De la guerra fría a quemarlo todo... La OTAN se monta su buddy movie


Idris Elba y John Cena se lo pasan en grande… y nosotros también. 

Tras el tráiler, me esperaba un disparate disfrutón… y justo eso fue. Le casqué una crítica positiva que, más o menos, viene a ser lo que está aquí escrito. Después de verla otra vez, el segundo plato no me ha repetido y la he disfrutado casi igual —lo que ya dice mucho a favor de la película—. Total, que sí, he editado mínimamente la crítica y le he subido la nota de 6 a 7... porque cuando algo se hace bien, hay que reconocerlo.

Nos gusta lo que propone: una buddy movie enloquecida, desacomplejada, bien hecha y con regusto clásico. ‘Jefes de estado’ recuerda aquel chiste de los líderes de EE.UU. y Reino Unido en un avión a punto de estrellarse: el británico pregunta “¿Qué hacemos?”, y el estadounidense responde “Tranquilo, declaramos la turbulencia como estado enemigo… ¡y la bombardeamos!”. La película hace algo parecido; geopolítica en modo parodia… y acierta.
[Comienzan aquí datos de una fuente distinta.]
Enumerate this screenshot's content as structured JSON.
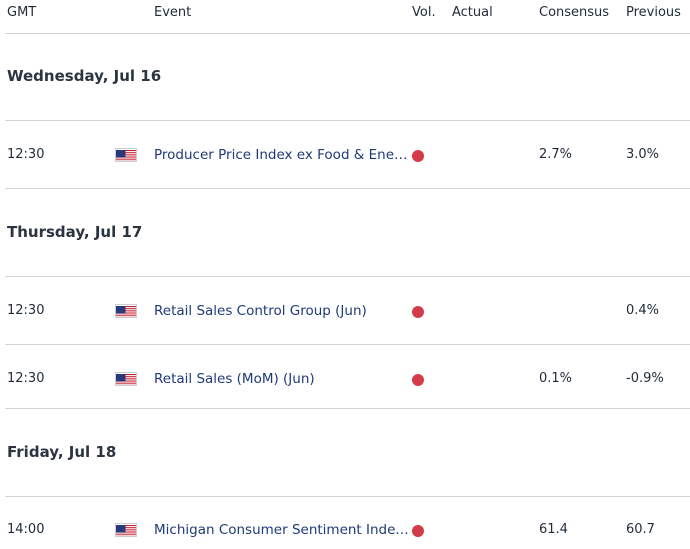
{
  "columns": {
    "gmt": "GMT",
    "event": "Event",
    "vol": "Vol.",
    "actual": "Actual",
    "consensus": "Consensus",
    "previous": "Previous"
  },
  "days": [
    {
      "label": "Wednesday, Jul 16",
      "events": [
        {
          "time": "12:30",
          "country_flag": "us-flag-icon",
          "name": "Producer Price Index ex Food & Energ…",
          "volatility": "high",
          "actual": "",
          "consensus": "2.7%",
          "previous": "3.0%"
        }
      ]
    },
    {
      "label": "Thursday, Jul 17",
      "events": [
        {
          "time": "12:30",
          "country_flag": "us-flag-icon",
          "name": "Retail Sales Control Group (Jun)",
          "volatility": "high",
          "actual": "",
          "consensus": "",
          "previous": "0.4%"
        },
        {
          "time": "12:30",
          "country_flag": "us-flag-icon",
          "name": "Retail Sales (MoM) (Jun)",
          "volatility": "high",
          "actual": "",
          "consensus": "0.1%",
          "previous": "-0.9%"
        }
      ]
    },
    {
      "label": "Friday, Jul 18",
      "events": [
        {
          "time": "14:00",
          "country_flag": "us-flag-icon",
          "name": "Michigan Consumer Sentiment Index…",
          "volatility": "high",
          "actual": "",
          "consensus": "61.4",
          "previous": "60.7"
        }
      ]
    }
  ],
  "colors": {
    "volatility_high": "#d43b4a",
    "event_link": "#1e3a78",
    "divider": "#d4d4d4"
  }
}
Desde el minuto uno arranca con un punto acelerado que no se va a detener y cumple lo que promete con una narrativa hiperactiva, desquiciada, hiperbólica… y también previsible: sabes lo que vas a encontrar, y lo disfrutas. Acción a saco, humor y política-ficción tan disparatada como efectiva. Las escenas de acción están bien montadas, el diseño de producción encaja, la música también... De sobra para engancharte sin complicarte la vida.

La OTAN se convierte en una action comedy de colegas completamente desatados, con el primer ministro británico Sam Clarke (Idris Elba), de formación militar y perfil de estadista metódico, y el presidente yankee Will Derringer (John Cena) en modo parodia de Reagan y Schwarzenegger... y la química cómica (sin querer, me salió una paronomasia) entre los dos fluye y sostiene la película. Una buddy movie de manual con su toque noventero pero con contexto actual... y funciona.

Priyanka Chopra (Citadel) ayuda y suma carisma... y Jack Quaid (The Boys) está tremendo en la breve parte que le toca y nos regala uno de los momentazos de la película. Los demás secundarios están ahí, lo suficiente para cumplir con su papel y poco más. La trama es un disparate perfecto que sirve como excusa para ver a Elba y Cena corriendo descarrilados y repartiendo estopa a los malos con traje, corbata y fusil en mano (lo que en sí mismo ya es un incentivo). 

Entre los gags que se suceden, tiroteos, golpes, persecuciones espectaculares y chascarrillos, uno no puede evitar esbozar una sonrisa culpable. Es como cuando te comes una hamburguesa básica en un restaurante de comida rápida: sabes lo que hay, pero la disfrutas igual. Tiene ese encanto funcional que te engancha y te empuja a pensar: “Venga, una más…” hasta que, sin darte cuenta, te has zampado la peli como las palomitas o las patatas fritas.

La película se centra en la acción y la diversión, se ríe de ella misma sin complejos. La política es una excusa sarcástica, no un fin en sí mismo... y está bien que sea así: una buddy movie palomitera que conecta y, en cualquier caso, su resultado queda muy por encima de la media de las pelis clónicas de acción producidas a golpe de algoritmo, y también de algunas otras producciones más infladas de postureo cinéfilo. Es honesta, da lo prometido, y eso a estas alturas ya es mucho.

Lástima no poder disfrutarla en la pantalla del cine, aunque eso ya no es culpa de la película. Pues compro… y no hay más preguntas, señoría… y ya que estamos, me como otra palomita, aunque sea de microondas.